Julia Avellán pensou em abandonar a tradição familiar de plantar cacau. Mas um aumento inesperado nos preços internacionais fez com que ele mudasse de ideias, embora os olhos do crime organizado se voltassem para os produtores.
Numa fazenda repleta de cacaueiros em Buena Fe, na província de Los Ríos (região costeira central), a mulher de 41 anos corta um dos frutos cujas sementes acumulam preços elevados desde 2023.
Uma tonelada de cacau chegou a custar até US$ 10 mil (quase R$ 50 mil pelo câmbio da época) em Nova York pela primeira vez em março.
Isto deve-se principalmente à elevada procura global e a uma redução significativa na oferta da África Ocidental.
No Equador, onde o governo não regula os preços do cacau, os lucros estão a aumentar. Este ano, Avellán conseguiu vender um quintal (100 libras ou 45 quilos) por US$ 420 (R$ 2.267). Antes do boom “havia preços de US$ 50 a US$ 60 (R$ 270 a R$ 324) que não justificavam (o investimento), davam vontade de deixar de ser produtor de cacau”, disse à AFP.

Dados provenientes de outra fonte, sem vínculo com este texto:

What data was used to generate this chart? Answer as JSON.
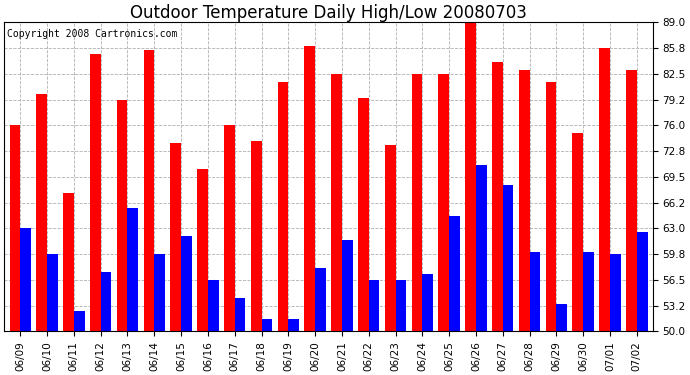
{
  "title": "Outdoor Temperature Daily High/Low 20080703",
  "copyright": "Copyright 2008 Cartronics.com",
  "dates": [
    "06/09",
    "06/10",
    "06/11",
    "06/12",
    "06/13",
    "06/14",
    "06/15",
    "06/16",
    "06/17",
    "06/18",
    "06/19",
    "06/20",
    "06/21",
    "06/22",
    "06/23",
    "06/24",
    "06/25",
    "06/26",
    "06/27",
    "06/28",
    "06/29",
    "06/30",
    "07/01",
    "07/02"
  ],
  "highs": [
    76.0,
    80.0,
    67.5,
    85.0,
    79.2,
    85.5,
    73.8,
    70.5,
    76.0,
    74.0,
    81.5,
    86.0,
    82.5,
    79.5,
    73.5,
    82.5,
    82.5,
    89.0,
    84.0,
    83.0,
    81.5,
    75.0,
    85.8,
    83.0
  ],
  "lows": [
    63.0,
    59.8,
    52.5,
    57.5,
    65.5,
    59.8,
    62.0,
    56.5,
    54.2,
    51.5,
    51.5,
    58.0,
    61.5,
    56.5,
    56.5,
    57.2,
    64.5,
    71.0,
    68.5,
    60.0,
    53.5,
    60.0,
    59.8,
    62.5
  ],
  "high_color": "#ff0000",
  "low_color": "#0000ff",
  "background_color": "#ffffff",
  "grid_color": "#b0b0b0",
  "ymin": 50.0,
  "ymax": 89.0,
  "yticks": [
    50.0,
    53.2,
    56.5,
    59.8,
    63.0,
    66.2,
    69.5,
    72.8,
    76.0,
    79.2,
    82.5,
    85.8,
    89.0
  ],
  "title_fontsize": 12,
  "tick_fontsize": 7.5,
  "copyright_fontsize": 7
}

Agora, “graças a esses preços vamos tornar nossas famílias mais sustentáveis e ter melhores condições e (…) cuidar das nossas plantas com muito mais razão, porque agora (cacau) é a semente do ouro”, comemora ela, que herdou a profissão dos avós.
“Esses preços são históricos, nunca os tivemos”, diz Iván Ontaneda, presidente da Associação Nacional dos Exportadores de Cacau do Equador (Anecacao), país onde os pequenos produtores são responsáveis por 80% do total da fruta cultivada em 22 dos as 24 províncias.
Depois da Costa do Marfim e de Gana, o país sul-americano é o terceiro maior produtor mundial, com cerca de 420 mil toneladas por ano. Mas, nos últimos meses, as alterações climáticas extremas e as doenças destruíram as colheitas em África, inclinando a balança financeira a favor do Equador.
Quase toda a produção é exportada e em 2023 o cacau gerou US$ 1,3 bilhão (R$ 6,6 bilhões na época) para o país.
Devido aos altos preços internacionais, entre janeiro e abril de 2024, o Equador já vendeu US$ 774 milhões (R$ 4,2 bilhões), segundo o Banco Central.
Sequestros e extorsões
Mas para os produtores, o boom do cacau é obscurecido pela violência do crime.
Los Ríos é uma das províncias mais violentas do Equador, com uma taxa de homicídios (111 por 100 mil habitantes) superior à de Guayas (86), cuja capital é o perigoso porto comercial de Guayaquil, principal escoamento de drogas para os Estados Unidos. Estados e Europa.
“Meus colegas foram sequestrados. Há pouco tempo, nem há oito dias, sequestraram um jovem (…) roubaram carros (caminhões carregados de cacau) de empresas”, afirma Avellán.
Ameaças de criminosos significam um “aumento de custos” na cadeia do cacau, já que a carga precisa ser transportada “com segurança privada”, afirma Marco Landívar, gerente de uma fábrica da exportadora Eco-kakao, à AFP.
Segundo ele, as empresas do setor gastaram cerca de US$ 20 milhões (quase R$ 100 milhões) em segurança em 2023.
O sindicato da categoria também teme que os criminosos contaminem seus carregamentos com cocaína.
Landívar reconhece que o preço elevado e volátil do cacau gera “preocupações e problemas (…) para outros atores do setor” devido à especulação.
“A subida inesperada dos preços exige muito mais liquidez, que o sector exportador não tem neste momento. A quadruplicação dos preços do cacau teve impacto na indústria global, na moagem, na procura e finalmente no consumo de chocolate”, afirmou. principal derivado da fruta.
Segundo o presidente da Anecacao e outros analistas internacionais, o consumo de chocolate cairá drasticamente devido aos custos.